Девятнадцатый век, его первая половина – это время, когда Россия вырвала у Наполеона статус сверхдержавы. При этом Россия не имела и десятой части французского или британского интеллектуального багажа, способного удерживать лидерство, захваченное военным путем. Но постепенно Россия начала его нарабатывать, ориентируясь, прежде всего на Германию. Германия, пережившая в девятнадцатом веке мучительный путь национального объединения, куда менее успешная и богатая чем Россия – тем не менее, стала интеллектуальным ментором России. Правые позаимствовали у немцев концепцию национального романтизма, а левые – социализма.
А поскольку иноземные интеллектуальные продукты проникали в страну слишком быстро, и с развитием массовой печати сдержать их было уже невозможно, в России началось теоретизирование, признанное обосновать и отстоять существующий порядок вещей. Теоретизирование часто натужное, вымученное и вторичное, не предлагающее что-то свое – а опровергающее аргументы критиков и хулителей власти. И это был уже проигрыш – игра в эту игру в обороне – уже проигрыш. Уже к концу 19 века – левые, социалисты захватили контроль над общественным мнением просто потому, что у них была пища, какую можно предложить уму – а у власти не было.
Да кстати. На мой взгляд, убогий философский уровень России в 19 веке, вторичность и провинциальность русских философов обуславливается тем, что в России власти никогда не надо было обосновывать свою легитимность иначе, чем силой.
В Европе – была бурная религиозная жизнь, религию отстаивали с оружием в руках, совершая геноцид за геноцидом. Над каждым европейским государем довлел Папа Римский, и нужно было иметь какую-то свою, особенную легитимность, чтобы собственный народ не поднял тебя на вилы, а заговорщики не осмелились пырнуть ножом и занять трон. Россия не зависела от Папы, церковь была своя, дворянство было, в общем-то, монолитно. Потому кстати в России происходили не слишком характерные для Европы вещи – посадить на престол женщину, незнатного, а порой даже и не дворянского происхождения – и ничего, все нормально.
Потому ко времени, когда слово стало значить больше чем пуля – Россия подошла не готовой совершенно.
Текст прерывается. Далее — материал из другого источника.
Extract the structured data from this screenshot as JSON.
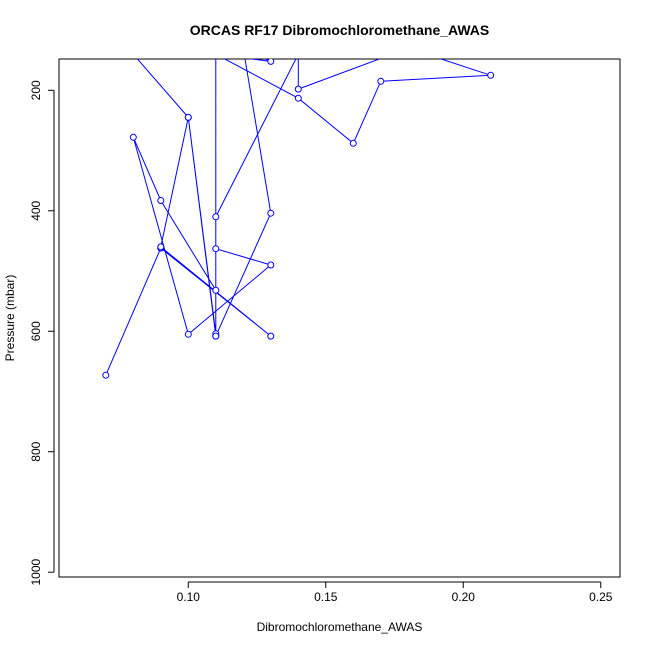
{
  "chart_data": {
    "type": "line",
    "title": "ORCAS RF17 Dibromochloromethane_AWAS",
    "xlabel": "Dibromochloromethane_AWAS",
    "ylabel": "Pressure (mbar)",
    "xlim": [
      0.053,
      0.257
    ],
    "ylim": [
      1008,
      148
    ],
    "y_inverted": true,
    "x_ticks": [
      0.1,
      0.15,
      0.2,
      0.25
    ],
    "x_tick_labels": [
      "0.10",
      "0.15",
      "0.20",
      "0.25"
    ],
    "y_ticks": [
      200,
      400,
      600,
      800,
      1000
    ],
    "y_tick_labels": [
      "200",
      "400",
      "600",
      "800",
      "1000"
    ],
    "grid": false,
    "series": [
      {
        "color": "#0000ff",
        "x": [
          0.07,
          0.09,
          0.13,
          0.09,
          0.1,
          0.11,
          0.11,
          0.1,
          0.08,
          0.11,
          0.13,
          0.12,
          0.13,
          0.11,
          0.11,
          0.14,
          0.16,
          0.17,
          0.21,
          0.18,
          0.14,
          0.14,
          0.11,
          0.11,
          0.13,
          0.1,
          0.08,
          0.09,
          0.11
        ],
        "y": [
          673,
          462,
          608,
          460,
          245,
          608,
          604,
          245,
          140,
          140,
          152,
          131,
          404,
          608,
          140,
          213,
          288,
          185,
          175,
          130,
          198,
          140,
          410,
          463,
          490,
          605,
          278,
          383,
          532
        ]
      }
    ]
  }
}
Первые, достаточно серьезные идейно-теоретические публичные опыты консерваторов относятся к царству Александра III – статьи, прежде всего Константина Победоносцева. До этого сам Победоносцев, убежденный монархист считал, что даже публичная похвала Государя в газетной статье недопустима, так как простой человек не имеет права ни оценивать действия монарха, ни задумываться об их пользе или вреде для страны – он должен слепо подчиняться. Восстановивший политический и аппаратный вес при Александре III Победоносцев однако в своих статьях не предлагал что-то новое, а практически все время уделял критике и уничтожению того что было сделано в предыдущее царствование. В частности он открыто говорил, что распад сословности вызвал «смешение» и сейчас нужно не идти дальше – а восстановить разрушенные скрепы сословности.